Lanney is a school nurse at Rundlett Middle School, where she has worked since 2002. Before becoming a school nurse, she worked in maternity and neo-natal intensive care in Boston and Manchester.
This year, Lanney is at the center of COVID-19 prevention at Concord’s middle school. The fall semester brought with it many new responsibilities for school nurses, including coordinating COVID-19 screenings, assessing students with virus symptoms, keeping track of quarantines and contact tracing after positive cases.
“I think being a school nurse has always been being a public health nurse to a greater or lesser extent. This year, it’s to a greater extent,” Lanney said. “Our role is to educate people, to set protocols in place, in order to keep people as safe as possible under the circumstances.”
In addition to her full-time school nurse job, Lanney stepped into a new role in June as school nurse coordinator for the district. She communicates regularly with the district’s other nurses and district administrators to make sure everything is running smoothly with COVID-19 protocol.
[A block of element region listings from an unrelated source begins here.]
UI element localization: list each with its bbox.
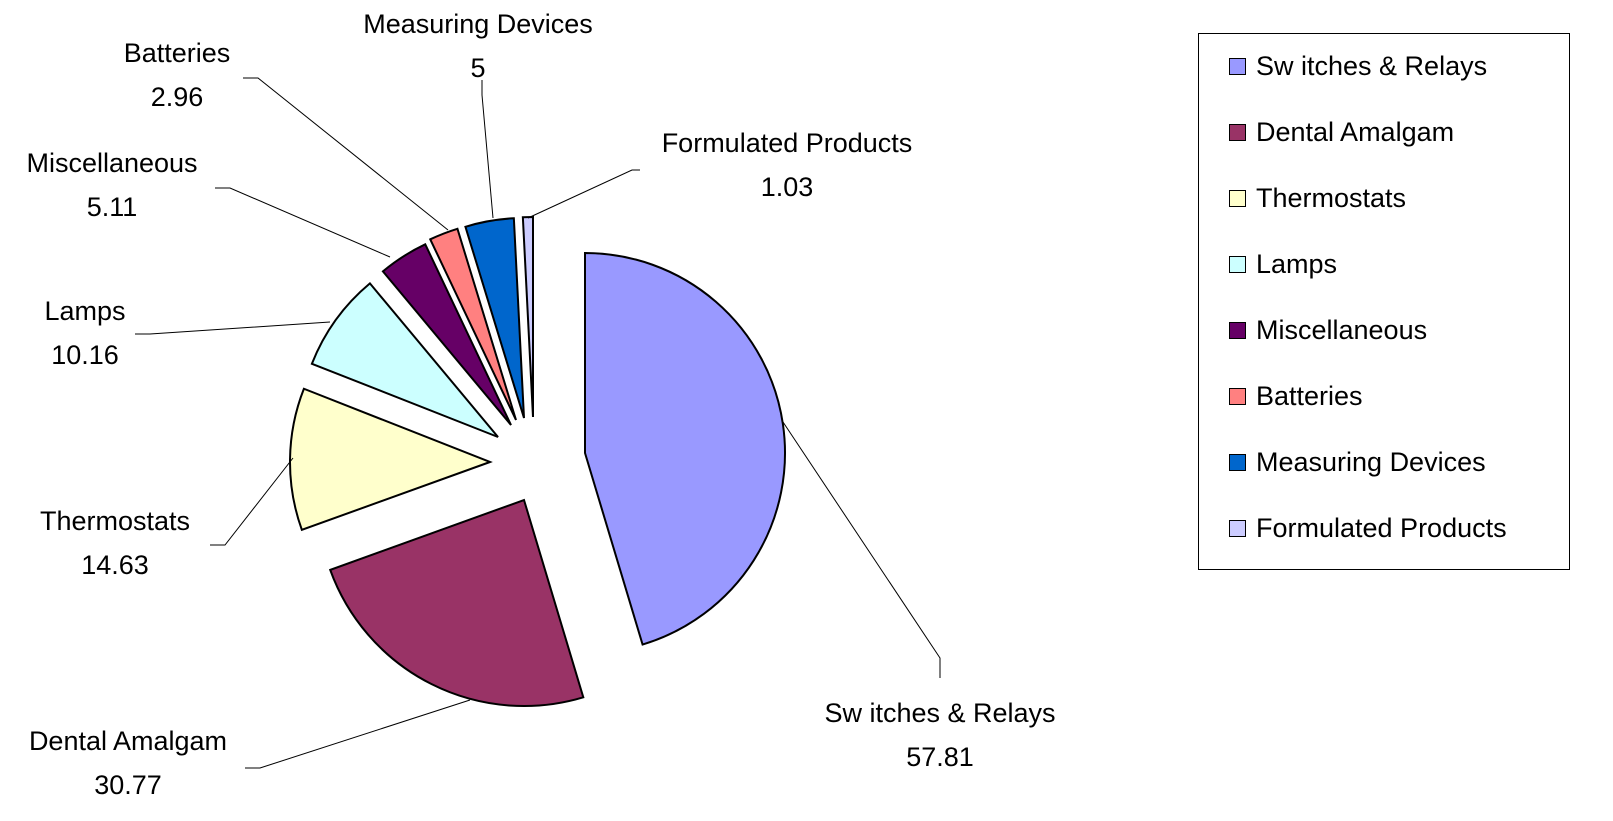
- slice-value-label: 57.81: [906, 742, 974, 772]
- pie-slice-sw-itches-relays: [584, 251, 786, 646]
- legend-swatch: [1229, 454, 1246, 471]
- pie-slice-formulated-products: [521, 215, 534, 418]
- slice-label: Sw itches & Relays: [824, 698, 1055, 728]
- pie-slice-thermostats: [289, 387, 493, 532]
- leader-line: [481, 80, 494, 219]
- leader-line: [527, 169, 640, 219]
- pie-slice-dental-amalgam: [328, 498, 585, 707]
- pie-slice-miscellaneous: [381, 242, 512, 426]
- leader-line: [215, 187, 391, 258]
- pie-slice-measuring-devices: [464, 217, 525, 419]
- legend-item: Lamps: [1229, 249, 1337, 280]
- leader-line: [135, 321, 331, 335]
- legend-swatch: [1229, 322, 1246, 339]
- slice-value-label: 1.03: [761, 172, 814, 202]
- legend-item: Formulated Products: [1229, 513, 1507, 544]
- legend-swatch: [1229, 190, 1246, 207]
- slice-value-label: 5: [470, 53, 485, 83]
- slice-label: Measuring Devices: [363, 9, 593, 39]
- slice-label: Batteries: [124, 38, 231, 68]
- legend-item: Batteries: [1229, 381, 1363, 412]
- legend-item: Measuring Devices: [1229, 447, 1486, 478]
- slice-label: Thermostats: [40, 506, 190, 536]
- legend-swatch: [1229, 520, 1246, 537]
- slice-value-label: 2.96: [151, 82, 204, 112]
- slice-value-label: 10.16: [51, 340, 119, 370]
- pie-slice-batteries: [428, 227, 517, 421]
- chart-legend: Sw itches & Relays Dental Amalgam Thermost…: [1198, 33, 1570, 570]
- legend-label: Batteries: [1256, 381, 1363, 411]
- slice-value-label: 14.63: [81, 550, 149, 580]
- legend-label: Sw itches & Relays: [1256, 51, 1488, 81]
- legend-item: Dental Amalgam: [1229, 117, 1454, 148]
- legend-label: Thermostats: [1256, 183, 1407, 213]
- legend-swatch: [1229, 256, 1246, 273]
- legend-swatch: [1229, 124, 1246, 141]
- leader-line: [245, 699, 471, 769]
- legend-label: Miscellaneous: [1256, 315, 1428, 345]
- slice-label: Lamps: [44, 296, 125, 326]
- legend-item: Sw itches & Relays: [1229, 51, 1487, 82]
- legend-item: Miscellaneous: [1229, 315, 1427, 346]
- leader-line: [210, 457, 294, 546]
- slice-value-label: 30.77: [94, 770, 162, 800]
- slice-value-label: 5.11: [87, 192, 138, 222]
- leader-line: [782, 421, 941, 678]
- slice-label: Miscellaneous: [26, 148, 197, 178]
- legend-label: Dental Amalgam: [1256, 117, 1455, 147]
- legend-item: Thermostats: [1229, 183, 1406, 214]
- legend-label: Lamps: [1256, 249, 1338, 279]
- slice-label: Formulated Products: [662, 128, 913, 158]
- legend-swatch: [1229, 388, 1246, 405]
- leader-line: [243, 77, 449, 231]
- legend-swatch: [1229, 58, 1246, 75]
- pie-slice-lamps: [310, 281, 499, 438]
- slice-label: Dental Amalgam: [29, 726, 227, 756]
- legend-label: Formulated Products: [1256, 513, 1507, 543]
- legend-label: Measuring Devices: [1256, 447, 1486, 477]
“Ann is a true Jill-of-all-trades, helping students who visit her for a myriad of reasons,” wrote Rundlett school counselors Kate Weeks, Lori Trefethen and Lindsey Herbert, who nominated Lanney to be recognized as a Hometown Hero. “She is a smart, calm, consistent figure that staff and students seek out for health support. Since March, Ann has taken on a great responsibility with sharing information and working with students, staff, and families, to keep us all as safe as possible during these uncharted times.”
As new information about COVID-19 emerged throughout the spring and summer, Lanney learned everything she could about the virus from webinars, health alert networks and pamphlets from DHHS. Over the summer, she was on the school reopening committee, helping the district and Rundlett administrators to come up with protocols. She made sure her building got cleaning supplies and PPE like face masks and shields. She also taught educational assistants how to properly use PPE.
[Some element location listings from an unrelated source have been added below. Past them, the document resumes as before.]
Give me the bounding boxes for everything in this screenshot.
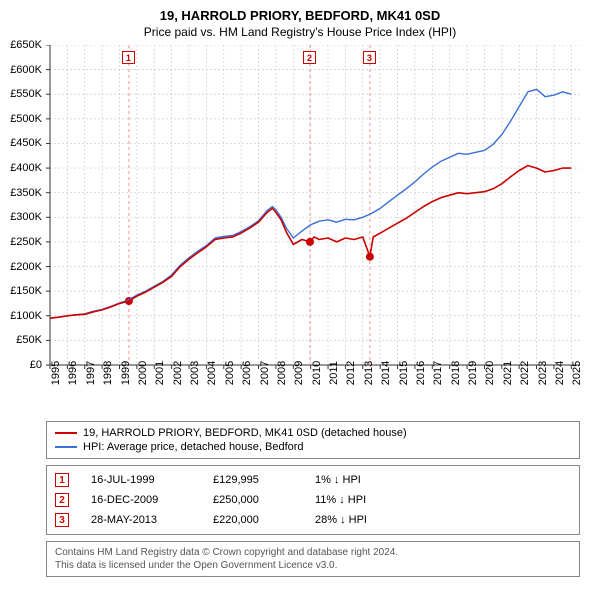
transaction-price: £129,995 — [213, 474, 293, 486]
y-tick-label: £400K — [10, 162, 42, 174]
transaction-price: £220,000 — [213, 514, 293, 526]
x-tick-label: 2000 — [137, 361, 149, 385]
x-tick-label: 2007 — [259, 361, 271, 385]
legend-swatch — [55, 446, 77, 448]
footer-attribution: Contains HM Land Registry data © Crown c… — [46, 541, 580, 577]
transaction-price: £250,000 — [213, 494, 293, 506]
x-tick-label: 1998 — [102, 361, 114, 385]
x-tick-label: 2019 — [467, 361, 479, 385]
x-tick-label: 1995 — [50, 361, 62, 385]
transaction-hpi: 28% ↓ HPI — [315, 514, 405, 526]
x-tick-label: 2022 — [519, 361, 531, 385]
chart-container: 19, HARROLD PRIORY, BEDFORD, MK41 0SD Pr… — [0, 0, 600, 590]
transaction-date: 28-MAY-2013 — [91, 514, 191, 526]
x-tick-label: 2001 — [154, 361, 166, 385]
x-tick-label: 2002 — [172, 361, 184, 385]
y-tick-label: £250K — [10, 236, 42, 248]
x-tick-label: 2009 — [293, 361, 305, 385]
y-tick-label: £350K — [10, 187, 42, 199]
transaction-hpi: 1% ↓ HPI — [315, 474, 405, 486]
x-tick-label: 2010 — [311, 361, 323, 385]
y-tick-label: £100K — [10, 310, 42, 322]
transaction-marker-box: 3 — [363, 51, 376, 64]
transaction-marker-box: 2 — [303, 51, 316, 64]
transaction-marker: 3 — [55, 513, 69, 527]
x-tick-label: 2013 — [363, 361, 375, 385]
legend-row: 19, HARROLD PRIORY, BEDFORD, MK41 0SD (d… — [55, 426, 571, 440]
x-tick-label: 2004 — [206, 361, 218, 385]
transaction-row: 2 16-DEC-2009 £250,000 11% ↓ HPI — [55, 490, 571, 510]
transaction-row: 1 16-JUL-1999 £129,995 1% ↓ HPI — [55, 470, 571, 490]
transaction-hpi: 11% ↓ HPI — [315, 494, 405, 506]
transaction-date: 16-JUL-1999 — [91, 474, 191, 486]
x-tick-label: 2006 — [241, 361, 253, 385]
y-tick-label: £0 — [30, 359, 42, 371]
x-tick-label: 2024 — [554, 361, 566, 385]
legend-label: 19, HARROLD PRIORY, BEDFORD, MK41 0SD (d… — [83, 427, 407, 439]
x-tick-label: 1997 — [85, 361, 97, 385]
x-tick-label: 1999 — [120, 361, 132, 385]
y-tick-label: £300K — [10, 211, 42, 223]
transaction-marker: 1 — [55, 473, 69, 487]
x-tick-label: 2011 — [328, 361, 340, 385]
x-tick-label: 2021 — [502, 361, 514, 385]
x-tick-label: 2016 — [415, 361, 427, 385]
transaction-marker-box: 1 — [122, 51, 135, 64]
y-tick-label: £450K — [10, 137, 42, 149]
x-tick-label: 2012 — [345, 361, 357, 385]
y-tick-label: £200K — [10, 261, 42, 273]
y-tick-label: £50K — [16, 334, 42, 346]
x-tick-label: 1996 — [67, 361, 79, 385]
legend-label: HPI: Average price, detached house, Bedf… — [83, 441, 304, 453]
y-tick-label: £550K — [10, 88, 42, 100]
x-tick-label: 2005 — [224, 361, 236, 385]
x-tick-label: 2018 — [450, 361, 462, 385]
y-tick-label: £650K — [10, 39, 42, 51]
transactions-table: 1 16-JUL-1999 £129,995 1% ↓ HPI 2 16-DEC-2009… — [46, 465, 580, 535]
chart-area: £0 £50K £100K £150K £200K £250K £300K £350K £400… — [10, 45, 590, 415]
legend: 19, HARROLD PRIORY, BEDFORD, MK41 0SD (d… — [46, 421, 580, 459]
y-tick-label: £600K — [10, 64, 42, 76]
y-tick-label: £150K — [10, 285, 42, 297]
x-tick-label: 2023 — [537, 361, 549, 385]
chart-svg — [10, 45, 590, 415]
footer-line-2: This data is licensed under the Open Gov… — [55, 559, 571, 572]
chart-title: 19, HARROLD PRIORY, BEDFORD, MK41 0SD — [10, 8, 590, 23]
legend-row: HPI: Average price, detached house, Bedf… — [55, 440, 571, 454]
footer-line-1: Contains HM Land Registry data © Crown c… — [55, 546, 571, 559]
y-tick-label: £500K — [10, 113, 42, 125]
legend-swatch — [55, 432, 77, 434]
x-tick-label: 2025 — [571, 361, 583, 385]
x-tick-label: 2014 — [380, 361, 392, 385]
x-tick-label: 2015 — [398, 361, 410, 385]
x-tick-label: 2003 — [189, 361, 201, 385]
x-tick-label: 2020 — [484, 361, 496, 385]
transaction-row: 3 28-MAY-2013 £220,000 28% ↓ HPI — [55, 510, 571, 530]
x-tick-label: 2017 — [432, 361, 444, 385]
transaction-marker: 2 — [55, 493, 69, 507]
chart-subtitle: Price paid vs. HM Land Registry's House … — [10, 25, 590, 39]
transaction-date: 16-DEC-2009 — [91, 494, 191, 506]
x-tick-label: 2008 — [276, 361, 288, 385]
When the school is in a hybrid model, Lanney is responsible for overseeing health screenings, assessing students and sending them home when they have symptoms of COVID-19. She said sending students home is difficult because it is counterintuitive to her usual goal, which is to get them feeling better and learning again.
“It’s hard on the nurses, because our usual role is to try to get children back to the classroom to access their education,” Lanney said. “Everyone thinks we’re there for emergencies, we’re there to put band-aids on, but our actual role is to get kids to access their education.”
Since New Hampshire’s influx of cases in November, Lanney has also taken on contact tracing at Rundlett. She said one of her biggest challenges this year has been COVID-19 transmission occurring outside the district, through extracurricular activities or social interactions that impact her students.
Despite the additional efforts this year, Lanney stressed the fact that she does not see herself as a hero, just a hard-working member of a team of school nurses using the best available science to reduce spread and keep people safe.
“It’s been hard work and I’ve been doing it alongside all the nurses in our district,” Lanney said. “We support each other, we all have different strengths and I think we have been able to be successful and survive this experience with the support of one another.”